Kung Fu and Love

Kung Fu and Love
A great gift for Valentine's day or Chinese New Year

Saturday, April 25, 2015

Saturday of inner peace.

"Snuggying is when you are lying down 100% close to someone with long hair and you open your eyes." That is Jonah's definition of snuggles or snuggies. I didn't here this because Noah woke up at 6:00am and we had breakfast and then we went biking. We had fun until while playing soccer at the field I kicked a ball into Noah's goal. He got angry at me beyond reason and it took forever to get back to playing. My strategy was that I wouldn't play with someone who was acting like that. We could play however he wanted, with whatever rules in his favor. We could just pass. We could just have one goal, I could let him win, but if he was going to flip out I wouldn't play with him.

We returned home to have a Kung Fu class which was pretty good, then we went to a birthday party where they wore themselves out. We picked up Pizza and other junk food, which I stuffed myself with while watching Kung Fu Panda. Now I am watching Kung Fu Panda 2 at Noah's request.
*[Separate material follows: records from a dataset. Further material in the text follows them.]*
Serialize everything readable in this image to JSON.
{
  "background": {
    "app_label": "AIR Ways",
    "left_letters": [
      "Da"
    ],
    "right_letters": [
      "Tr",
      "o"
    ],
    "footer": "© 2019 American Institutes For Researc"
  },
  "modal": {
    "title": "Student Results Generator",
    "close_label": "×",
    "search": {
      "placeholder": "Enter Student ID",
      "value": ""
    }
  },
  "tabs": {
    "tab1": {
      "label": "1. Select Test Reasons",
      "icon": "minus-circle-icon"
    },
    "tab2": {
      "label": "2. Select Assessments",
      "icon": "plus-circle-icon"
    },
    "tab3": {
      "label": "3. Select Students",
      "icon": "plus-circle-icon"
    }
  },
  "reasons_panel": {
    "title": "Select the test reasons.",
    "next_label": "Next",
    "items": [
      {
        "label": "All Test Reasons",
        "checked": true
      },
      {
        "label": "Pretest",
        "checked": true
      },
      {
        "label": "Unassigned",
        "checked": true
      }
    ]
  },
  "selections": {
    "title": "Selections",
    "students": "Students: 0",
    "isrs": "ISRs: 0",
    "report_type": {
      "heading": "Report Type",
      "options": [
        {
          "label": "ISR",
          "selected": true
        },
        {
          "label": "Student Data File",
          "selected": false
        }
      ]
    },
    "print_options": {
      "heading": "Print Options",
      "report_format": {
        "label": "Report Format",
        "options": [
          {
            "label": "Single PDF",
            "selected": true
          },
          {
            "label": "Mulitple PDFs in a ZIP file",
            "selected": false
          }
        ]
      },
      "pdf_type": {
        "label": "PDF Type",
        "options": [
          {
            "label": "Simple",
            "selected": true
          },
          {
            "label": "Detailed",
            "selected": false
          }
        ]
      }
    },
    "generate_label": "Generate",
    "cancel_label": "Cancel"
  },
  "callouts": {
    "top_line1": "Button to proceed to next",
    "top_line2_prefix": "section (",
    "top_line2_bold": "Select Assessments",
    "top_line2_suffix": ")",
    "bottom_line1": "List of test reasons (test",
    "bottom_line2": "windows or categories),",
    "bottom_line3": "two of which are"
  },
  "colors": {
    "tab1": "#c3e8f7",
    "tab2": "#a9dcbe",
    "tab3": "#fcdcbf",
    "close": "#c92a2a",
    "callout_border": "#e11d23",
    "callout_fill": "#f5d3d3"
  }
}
Every time I watch these movies (I didn't like the first one when I first saw it) I see something new. In fact I think the filmakers, as hard as they worked on it, and as much research as they did, may have created something much better than they even necessarily understand. What I mean is, by copying the cinematography of countless Kung Fu movies which focused mainly on action instead of plot but nonetheless had deep moments in them, they created a really deep allegory. By taking all the great stories and a symbolism and putting it into one movie that entertained and made sense, the created something worthy of scripture. Something better than the things it was based on, because past legends and movies had flaws. Plot flaws, sections that were boring, but they had that idea, which the KF panda movies absorbed.

For instance,
What I saw in Tai Lung this time was a force within yourself instead of an actual person. I suppose the same could be said of Po. But I only realized this when Master Sifu is waiting for Tai Lung. He closes his eyes while it is storming outside and then when he opens his eyes and Tai Lung is there when he opens his eyes. Now this could be that Tai Lung ran up the whole mountain in the blink of an eye and chose to stand there still as Master Shifu opened his eyes. Or, maybe it is that Tai Lung just represents the dark side, anger, all those bad things in Master Shifu's Past. In other words, Tai Lung is almost not real. Master Shifu summoned him. Which was true. He couldn't have escaped if Shifu didn't send the goose to Chau Gam prison. In fact, although Master Shifu doesn't understand the dragon scroll, in a way he does. After he looks at the scroll which is "empty" but shows his reflection, he gains understanding not by looking at the scroll, but looking at his reflection in the reflection pool after saying, "Master OO gwei was wiser than us all."
In other words, he sees this issue as him. Tai Lung (big Dragon) is was the dragon warrior, Shifu's Dragon warrior, who Shifu created because he was prideful. Tai Lung represents a dark side of Master Shifu as much as he represents a person on his own.

I guess I think about these things because Noah keeps asking me questions about the movie even when we aren't watching it, which is why we chose to put it on today.

We don;t have a family altar. When I was little I saw Faht Siu, the fat laughing Buddha, and Huan Yin in the house all the time. Instead Noah just saw a book holder of two fat buddhas and asked me what it was. As I write this I kind of feel like that might have been a mistake, because now Noah doesn't really know about these things. But anyway he asked me what they were and why they were fat and I tried to explained how the fatness probably represented wealth or a form of happiness to people who were starving.

But I realized, and said out loud that Po is actually a better symbol. Because a "fat Panda" really is the perfect Dragon Warrior. After all a fat Buddha is much more powerful than a dragon, much more powerful than the Monkey King and the monkey kind just went and took the pillar form the Dragon King's palace right?

But Po is basically a Buddha with his joyous attitude and outlook on life and the way he deals with suffering. He is still working toward enlightenment or the ultimate Kung Fu. He isn't completely there yet. But he has the Buddha nature inside which is tied to our real life experience (eating, making noodles, being working class and in the service industry) rather than ideas of grandeur and Dragon Warriorship. In fact it is the noodle making that unlocks his ability to understand the Dragon scroll.

A Panda may look cute and have Buddha nature in that it is vegetarian, eating only bamboo. But ultimately, a Panda, is a bear with carnivourous teeth and bone structure. Bears are symbols of power as much as Dragons are. After all the Bear is to Russia as the Dragon is to China. And Souuthern China is really about TIgers as a symbol of power. Cranes, represent internal power and immortality. In other words, a bear makes perfect sense as a dragon warrior. Nothing weird or funny about that at all. I'm not saying there is anything Russian in KF Panda. I'm just saying bears are symbols of power,

In other words, these stories are really great. Greater and more deep than some of the stories they are based on, even though they are comedic in nature.